HCLSoftware is committed to protecting the critical information assets by implementing and maintaining an Information Security Management System (ISMS) to help ensure that its applicable information security objectives are met, and the ISMS is able to adapt to internal and external changes.
The goal of the ISMS is to protect HCLSoftware and its customers information assets from threats identified, whether internal or external, deliberate or accidental.
The Objectives of Information Security Are:
- Maintain the confidentiality of the information such that only authorized persons have access.
- Ensure the integrity of information.
- Arrange for the availability of information such that only authorized persons can access the information, assets and systems whenever required.
The HCL SW aligns with the ISO/IEC 27001:2013 as a base security standard and extends to other security standards, for example ISO 27017, ISO 27018, SOC 2 Type II, PCI and HIPAA.
HCL SW Has an Established Information Security Governance Structure to Effectively and Efficiently Manage the ISMS, Inclusive Of:
- Identification of information assets.
- Management of risks to an acceptable level through the design, implementation, and maintenance ofrisk treatment plans.
- Communication of information security objectives and performance in achieving these objectives.
- Development of security awareness programs and training as appropriate.
- Compliance with local laws and regulations and contractual obligations as relevant to Information Security.
This Information Security Policy Is Supported by Specific Internal Policies in the Following Aspects of Security Management:
- Risk Management – Risks are managed in a standard lifecycle with status reported to senior management at regular intervals.
- Human Resource – Includes controls around culture, mandatory annual trainings, communication, performance evaluation process and termination process.
- Physical and Environmental Security – Includes building perimeter security as well as secure protection mechanisms for internal offices, infrastructure, data center/ server rooms.
- Supplier Management – Includes vendor risk assessment and formal agreements with details of any SLAs required on the supplied product or service.
- Information Security Aspects of Business Continuity - Includes details used to support backup, business recovery and continuity.
- Internal Audit & Compliance – A dedicated team to manage Internal Audit and management of compliance.
- Asset Management – A formally managed register for all assets in HCLSoftware’s environments.

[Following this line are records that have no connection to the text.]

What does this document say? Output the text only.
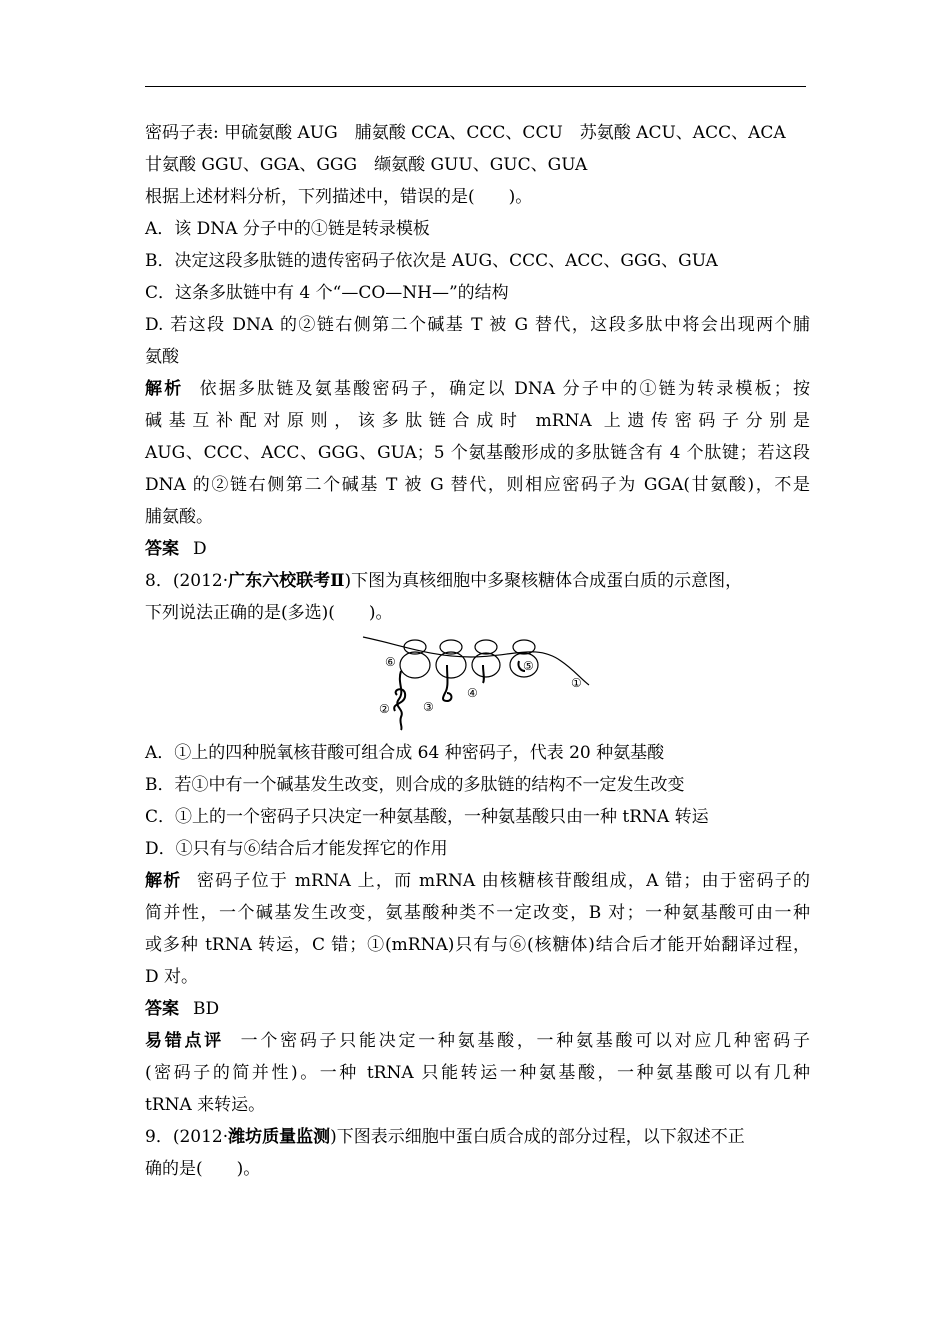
密码子表: 甲硫氨酸 AUG　脯氨酸 CCA、CCC、CCU　苏氨酸 ACU、ACC、ACA
甘氨酸 GGU、GGA、GGG　缬氨酸 GUU、GUC、GUA
根据上述材料分析，下列描述中，错误的是(　　)。
A．该 DNA 分子中的①链是转录模板
B．决定这段多肽链的遗传密码子依次是 AUG、CCC、ACC、GGG、GUA
C．这条多肽链中有 4 个“—CO—NH—”的结构
D. 若这段 DNA 的②链右侧第二个碱基 T 被 G 替代，这段多肽中将会出现两个脯
氨酸
解析 依据多肽链及氨基酸密码子，确定以 DNA 分子中的①链为转录模板；按
碱基互补配对原则，该多肽链合成时 mRNA 上遗传密码子分别是
AUG、CCC、ACC、GGG、GUA；5 个氨基酸形成的多肽链含有 4 个肽键；若这段
DNA 的②链右侧第二个碱基 T 被 G 替代，则相应密码子为 GGA(甘氨酸)，不是
脯氨酸。
答案 D
8．(2012·广东六校联考Ⅱ)下图为真核细胞中多聚核糖体合成蛋白质的示意图，
下列说法正确的是(多选)(　　)。
⑥
②	③
④
⑤
①
A．①上的四种脱氧核苷酸可组合成 64 种密码子，代表 20 种氨基酸
B．若①中有一个碱基发生改变，则合成的多肽链的结构不一定发生改变
C．①上的一个密码子只决定一种氨基酸，一种氨基酸只由一种 tRNA 转运
D．①只有与⑥结合后才能发挥它的作用
解析 密码子位于 mRNA 上，而 mRNA 由核糖核苷酸组成，A 错；由于密码子的
简并性，一个碱基发生改变，氨基酸种类不一定改变，B 对；一种氨基酸可由一种
或多种 tRNA 转运，C 错；①(mRNA)只有与⑥(核糖体)结合后才能开始翻译过程，
D 对。
答案 BD
易错点评 一个密码子只能决定一种氨基酸，一种氨基酸可以对应几种密码子
(密码子的简并性)。一种 tRNA 只能转运一种氨基酸，一种氨基酸可以有几种
tRNA 来转运。
9．(2012·潍坊质量监测)下图表示细胞中蛋白质合成的部分过程，以下叙述不正
确的是(　　)。
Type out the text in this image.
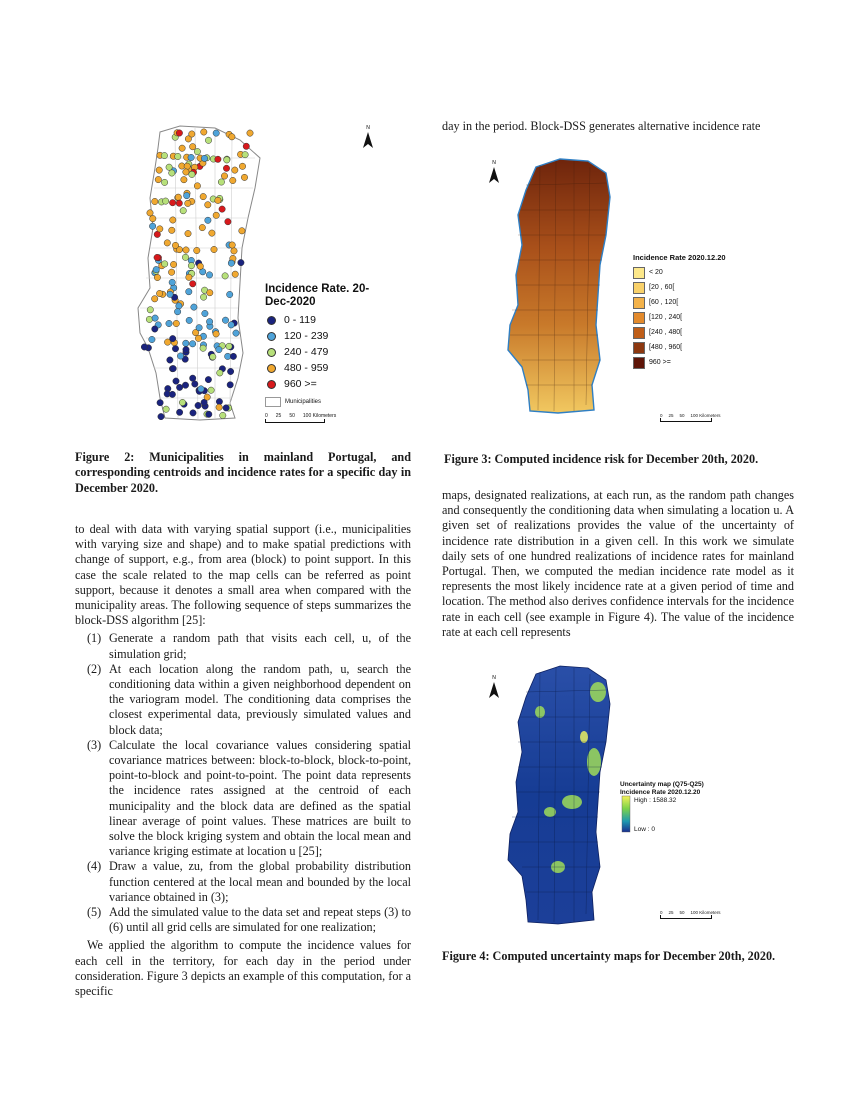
N
Incidence Rate. 20-Dec-2020
0 - 119
120 - 239
240 - 479
480 - 959
960 >=
Municipalities
0 25 50 100 Kilometers
N
Incidence Rate 2020.12.20
< 20
[20 , 60[
[60 , 120[
[120 , 240[
[240 , 480[
[480 , 960[
960 >=
0 25 50 100 Kilometers
Figure 3: Computed incidence risk for December 20th, 2020.
N
Uncertainty map (Q75-Q25)
Incidence Rate 2020.12.20
High : 1588.32
Low : 0
0 25 50 100 Kilometers
Figure 4: Computed uncertainty maps for December 20th, 2020.
Figure 2: Municipalities in mainland Portugal, and corresponding centroids and incidence rates for a specific day in December 2020.

to deal with data with varying spatial support (i.e., municipalities with varying size and shape) and to make spatial predictions with change of support, e.g., from area (block) to point support. In this case the scale related to the map cells can be referred as point support, because it denotes a small area when compared with the municipality areas. The following sequence of steps summarizes the block-DSS algorithm [25]:

(1) Generate a random path that visits each cell, u, of the simulation grid;
(2) At each location along the random path, u, search the conditioning data within a given neighborhood dependent on the variogram model. The conditioning data comprises the closest experimental data, previously simulated values and block data;
(3) Calculate the local covariance values considering spatial covariance matrices between: block-to-block, block-to-point, point-to-block and point-to-point. The point data represents the incidence rates assigned at the centroid of each municipality and the block data are defined as the spatial linear average of point values. These matrices are built to solve the block kriging system and obtain the local mean and variance kriging estimate at location u [25];
(4) Draw a value, zu, from the global probability distribution function centered at the local mean and bounded by the local variance obtained in (3);
(5) Add the simulated value to the data set and repeat steps (3) to (6) until all grid cells are simulated for one realization;

We applied the algorithm to compute the incidence values for each cell in the territory, for each day in the period under consideration. Figure 3 depicts an example of this computation, for a specific

day in the period. Block-DSS generates alternative incidence rate
maps, designated realizations, at each run, as the random path changes and consequently the conditioning data when simulating a location u. A given set of realizations provides the value of the uncertainty of incidence rate distribution in a given cell. In this work we simulate daily sets of one hundred realizations of incidence rates for mainland Portugal. Then, we computed the median incidence rate model as it represents the most likely incidence rate at a given period of time and location. The method also derives confidence intervals for the incidence rate in each cell (see example in Figure 4). The value of the incidence rate at each cell represents
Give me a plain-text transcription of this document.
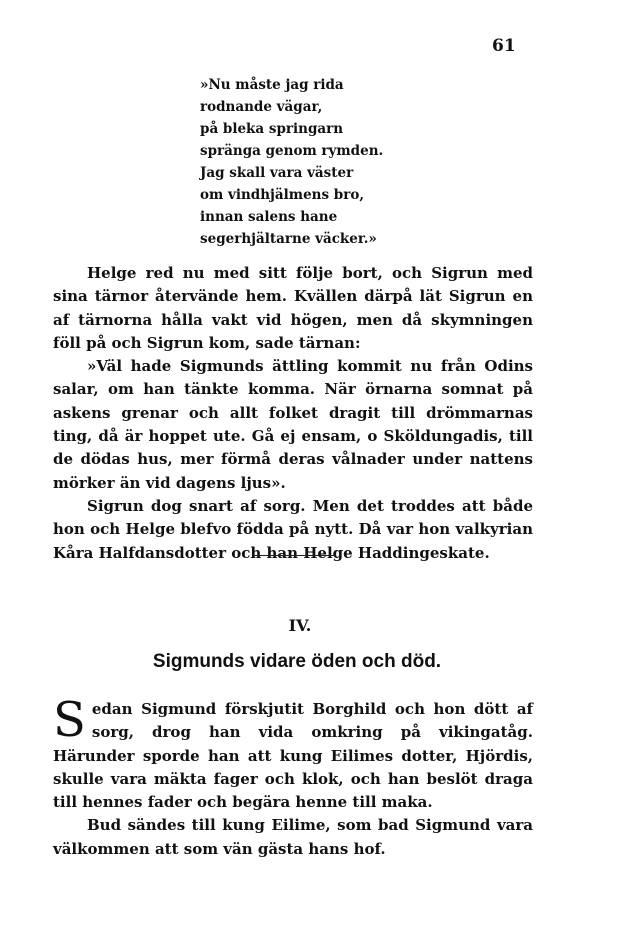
61
»Nu måste jag rida
rodnande vägar,
på bleka springarn
spränga genom rymden.
Jag skall vara väster
om vindhjälmens bro,
innan salens hane
segerhjältarne väcker.»

Helge red nu med sitt följe bort, och Sigrun med sina tärnor återvände hem. Kvällen därpå lät Sigrun en af tärnorna hålla vakt vid högen, men då skymningen föll på och Sigrun kom, sade tärnan:

»Väl hade Sigmunds ättling kommit nu från Odins salar, om han tänkte komma. När örnarna somnat på askens grenar och allt folket dragit till drömmarnas ting, då är hoppet ute. Gå ej ensam, o Sköldungadis, till de dödas hus, mer förmå deras vålnader under nattens mörker än vid dagens ljus».

Sigrun dog snart af sorg. Men det troddes att både hon och Helge blefvo födda på nytt. Då var hon valkyrian Kåra Halfdansdotter och han Helge Haddingeskate.

IV.
Sigmunds vidare öden och död.

Sedan Sigmund förskjutit Borghild och hon dött af sorg, drog han vida omkring på vikingatåg. Härunder sporde han att kung Eilimes dotter, Hjördis, skulle vara mäkta fager och klok, och han beslöt draga till hennes fader och begära henne till maka.

Bud sändes till kung Eilime, som bad Sigmund vara välkommen att som vän gästa hans hof.
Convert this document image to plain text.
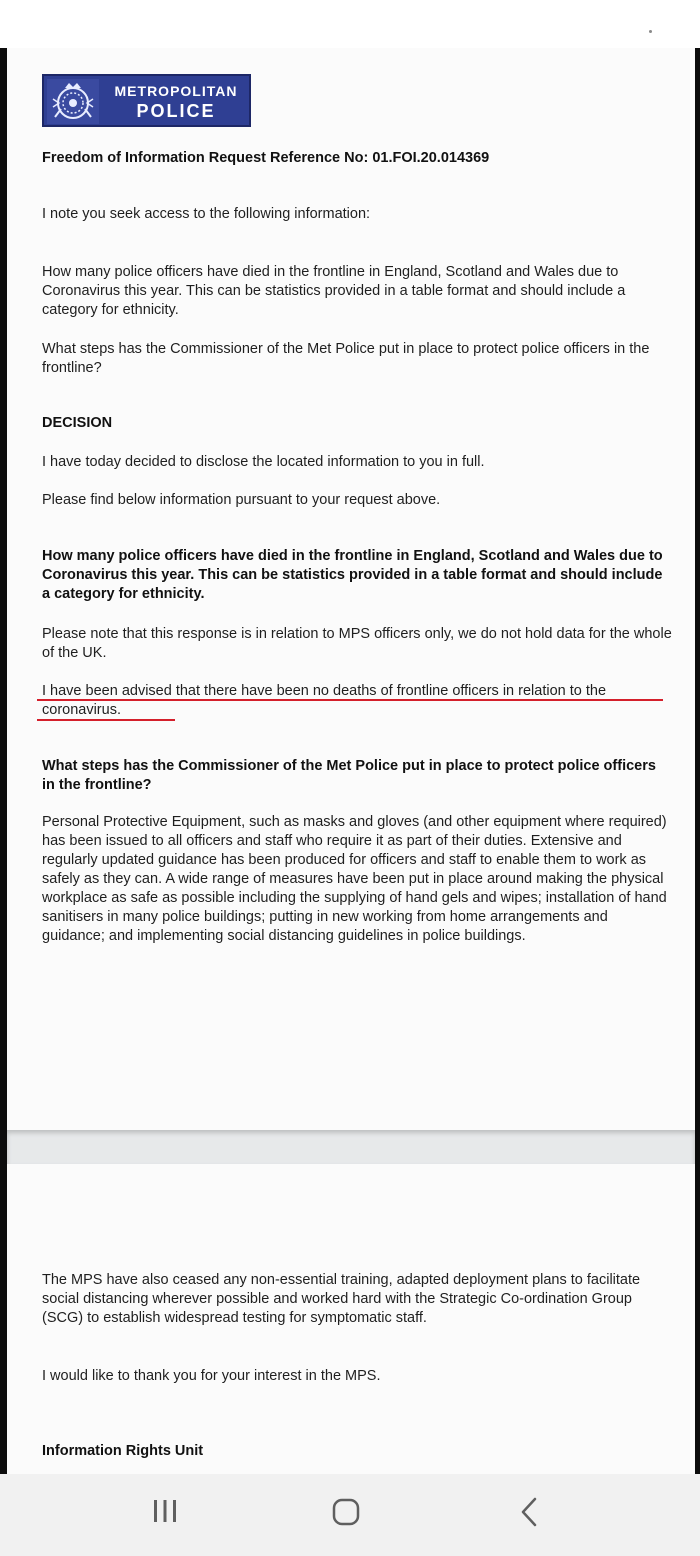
METROPOLITAN
POLICE

Freedom of Information Request Reference No: 01.FOI.20.014369

I note you seek access to the following information:

How many police officers have died in the frontline in England, Scotland and Wales due to Coronavirus this year. This can be statistics provided in a table format and should include a category for ethnicity.

What steps has the Commissioner of the Met Police put in place to protect police officers in the frontline?

DECISION

I have today decided to disclose the located information to you in full.

Please find below information pursuant to your request above.

How many police officers have died in the frontline in England, Scotland and Wales due to Coronavirus this year. This can be statistics provided in a table format and should include a category for ethnicity.

Please note that this response is in relation to MPS officers only, we do not hold data for the whole of the UK.

I have been advised that there have been no deaths of frontline officers in relation to the coronavirus.

What steps has the Commissioner of the Met Police put in place to protect police officers in the frontline?

Personal Protective Equipment, such as masks and gloves (and other equipment where required) has been issued to all officers and staff who require it as part of their duties. Extensive and regularly updated guidance has been produced for officers and staff to enable them to work as safely as they can. A wide range of measures have been put in place around making the physical workplace as safe as possible including the supplying of hand gels and wipes; installation of hand sanitisers in many police buildings; putting in new working from home arrangements and guidance; and implementing social distancing guidelines in police buildings.

The MPS have also ceased any non-essential training, adapted deployment plans to facilitate social distancing wherever possible and worked hard with the Strategic Co-ordination Group (SCG) to establish widespread testing for symptomatic staff.

I would like to thank you for your interest in the MPS.

Information Rights Unit
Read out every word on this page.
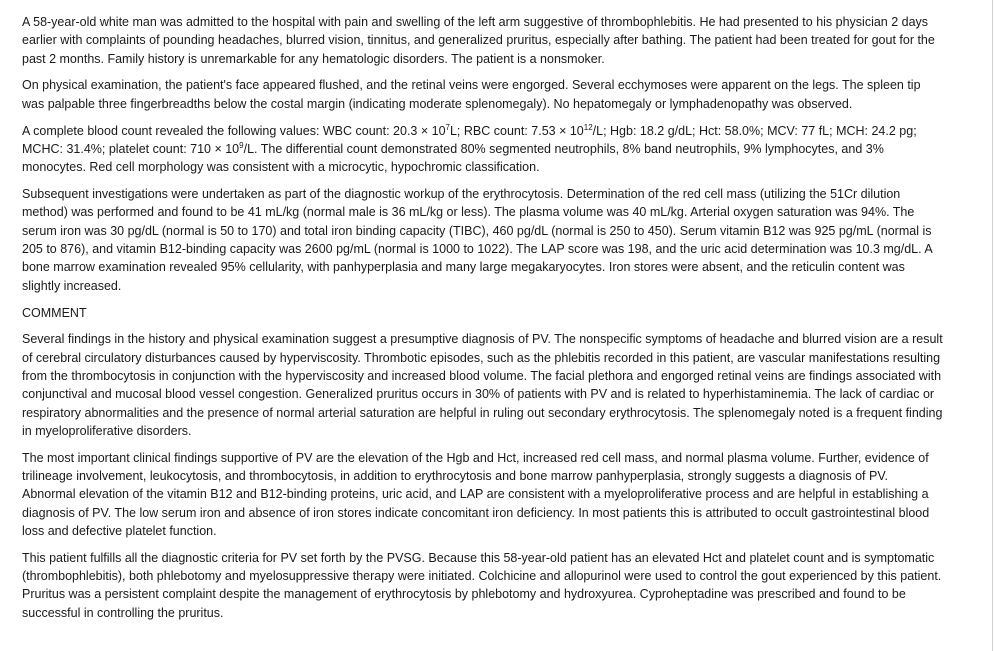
A 58-year-old white man was admitted to the hospital with pain and swelling of the left arm suggestive of thrombophlebitis. He had presented to his physician 2 days earlier with complaints of pounding headaches, blurred vision, tinnitus, and generalized pruritus, especially after bathing. The patient had been treated for gout for the past 2 months. Family history is unremarkable for any hematologic disorders. The patient is a nonsmoker.

On physical examination, the patient's face appeared flushed, and the retinal veins were engorged. Several ecchymoses were apparent on the legs. The spleen tip was palpable three fingerbreadths below the costal margin (indicating moderate splenomegaly). No hepatomegaly or lymphadenopathy was observed.

A complete blood count revealed the following values: WBC count: $20.3 \times 10^7L$; RBC count: $7.53 \times 10^{12}/L$; Hgb: 18.2 g/dL; Hct: 58.0%; MCV: 77 fL; MCH: 24.2 pg; MCHC: 31.4%; platelet count: $710 \times 10^9/L$. The differential count demonstrated 80% segmented neutrophils, 8% band neutrophils, 9% lymphocytes, and 3% monocytes. Red cell morphology was consistent with a microcytic, hypochromic classification.

Subsequent investigations were undertaken as part of the diagnostic workup of the erythrocytosis. Determination of the red cell mass (utilizing the 51Cr dilution method) was performed and found to be 41 mL/kg (normal male is 36 mL/kg or less). The plasma volume was 40 mL/kg. Arterial oxygen saturation was 94%. The serum iron was 30 pg/dL (normal is 50 to 170) and total iron binding capacity (TIBC), 460 pg/dL (normal is 250 to 450). Serum vitamin B12 was 925 pg/mL (normal is 205 to 876), and vitamin B12-binding capacity was 2600 pg/mL (normal is 1000 to 1022). The LAP score was 198, and the uric acid determination was 10.3 mg/dL. A bone marrow examination revealed 95% cellularity, with panhyperplasia and many large megakaryocytes. Iron stores were absent, and the reticulin content was slightly increased.

COMMENT

Several findings in the history and physical examination suggest a presumptive diagnosis of PV. The nonspecific symptoms of headache and blurred vision are a result of cerebral circulatory disturbances caused by hyperviscosity. Thrombotic episodes, such as the phlebitis recorded in this patient, are vascular manifestations resulting from the thrombocytosis in conjunction with the hyperviscosity and increased blood volume. The facial plethora and engorged retinal veins are findings associated with conjunctival and mucosal blood vessel congestion. Generalized pruritus occurs in 30% of patients with PV and is related to hyperhistaminemia. The lack of cardiac or respiratory abnormalities and the presence of normal arterial saturation are helpful in ruling out secondary erythrocytosis. The splenomegaly noted is a frequent finding in myeloproliferative disorders.

The most important clinical findings supportive of PV are the elevation of the Hgb and Hct, increased red cell mass, and normal plasma volume. Further, evidence of trilineage involvement, leukocytosis, and thrombocytosis, in addition to erythrocytosis and bone marrow panhyperplasia, strongly suggests a diagnosis of PV. Abnormal elevation of the vitamin B12 and B12-binding proteins, uric acid, and LAP are consistent with a myeloproliferative process and are helpful in establishing a diagnosis of PV. The low serum iron and absence of iron stores indicate concomitant iron deficiency. In most patients this is attributed to occult gastrointestinal blood loss and defective platelet function.

This patient fulfills all the diagnostic criteria for PV set forth by the PVSG. Because this 58-year-old patient has an elevated Hct and platelet count and is symptomatic (thrombophlebitis), both phlebotomy and myelosuppressive therapy were initiated. Colchicine and allopurinol were used to control the gout experienced by this patient. Pruritus was a persistent complaint despite the management of erythrocytosis by phlebotomy and hydroxyurea. Cyproheptadine was prescribed and found to be successful in controlling the pruritus.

Each asset has a structured set of attributes as its definition.
- Access Controls - Includes the definition of unique user ID’s and formal password controls.
- Cryptography – encryption standards are applied.
- Communication Controls [Networks and Firewalls] – Includes details of the protection levels set and the restricted controls for such vital resources.
- System Acquisition, Development, Maintenance – Systems acquisition, development and maintenance of products and environments is managed per policy.
- Information Security Incident Management – Security incidents are captured and managed in a structured lifecycle.
- Security Readiness Standard, Provisioning and Deprovisioning – A minimum security standard is in place for all devices being provisioned to or de-provisioned from its infrastructure.
- Patch Management – Patches are applied to a timeframe based on the severity of the vulnerability.
- Security Monitoring and Logging – Logs are collected and reviewed by the dedicated Security Operation Center (SOC) team to identify alerts of unauthorized activity.
- Vulnerability Scanning / Penetration Testing – Independent Penetration Testing is conducted a minimum of once per year.
- Health Check of Environments / Devices – This is based on the CIS Benchmark controls.